3) He can install junk operating systems himself if he wants. I'm not going to force Linux on him. Stop being a fascist.

hot take

4) Whats the point of having an nvme drive? Or are you asking why I don't just put in a 4tb nvme? Both these questions are stupid.

I'm asking why you don't install an OS that can make full use of the hardware. Linux can use the SSD as a cache so that your most frequently used games automatically go onto the SSD, no manual file management needed. With Windows he will be constantly copying games between the SSD and the HDD as he gets bored with some games and starts installing others.

17
Technology & Information / Re: Nephew's Computer
« on: November 28, 2019, 08:26:07 AM »
What would a 12 year old use 3TB of storage for?
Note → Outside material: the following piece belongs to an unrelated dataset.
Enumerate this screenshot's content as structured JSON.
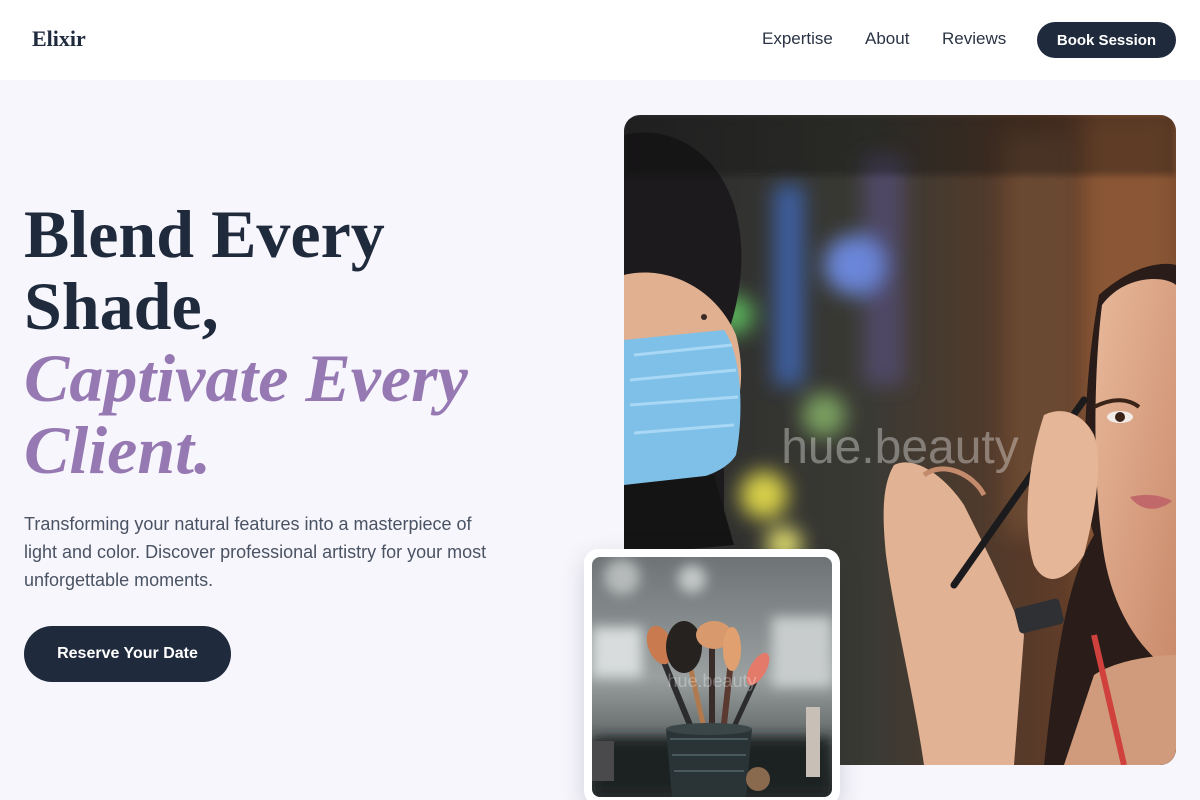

Moreover, what's the point of having both an SSD and an HDD with an OS so crippled it can't even use the SSD as a simple cache? At least give him Linux.

18
Technology & Information / Re: Nephew's Computer
« on: November 27, 2019, 10:07:48 PM »

19
Technology & Information / Re: Nephew's Computer
« on: November 27, 2019, 09:51:03 PM »
Radeon 5700

You may want to be a little more specific, unless you're seriously planning on buying him a 10-year-old graphics card.

20
Arts & Entertainment / Re: Star Citizen
« on: November 25, 2019, 10:21:03 PM »
It reads as though you are happy to wait 6 years for level 2 to be added to the game.

Star Citizen is not a game, it is a multi-user virtual environment. It doesn't have points or scores, it doesn't have winners or losers.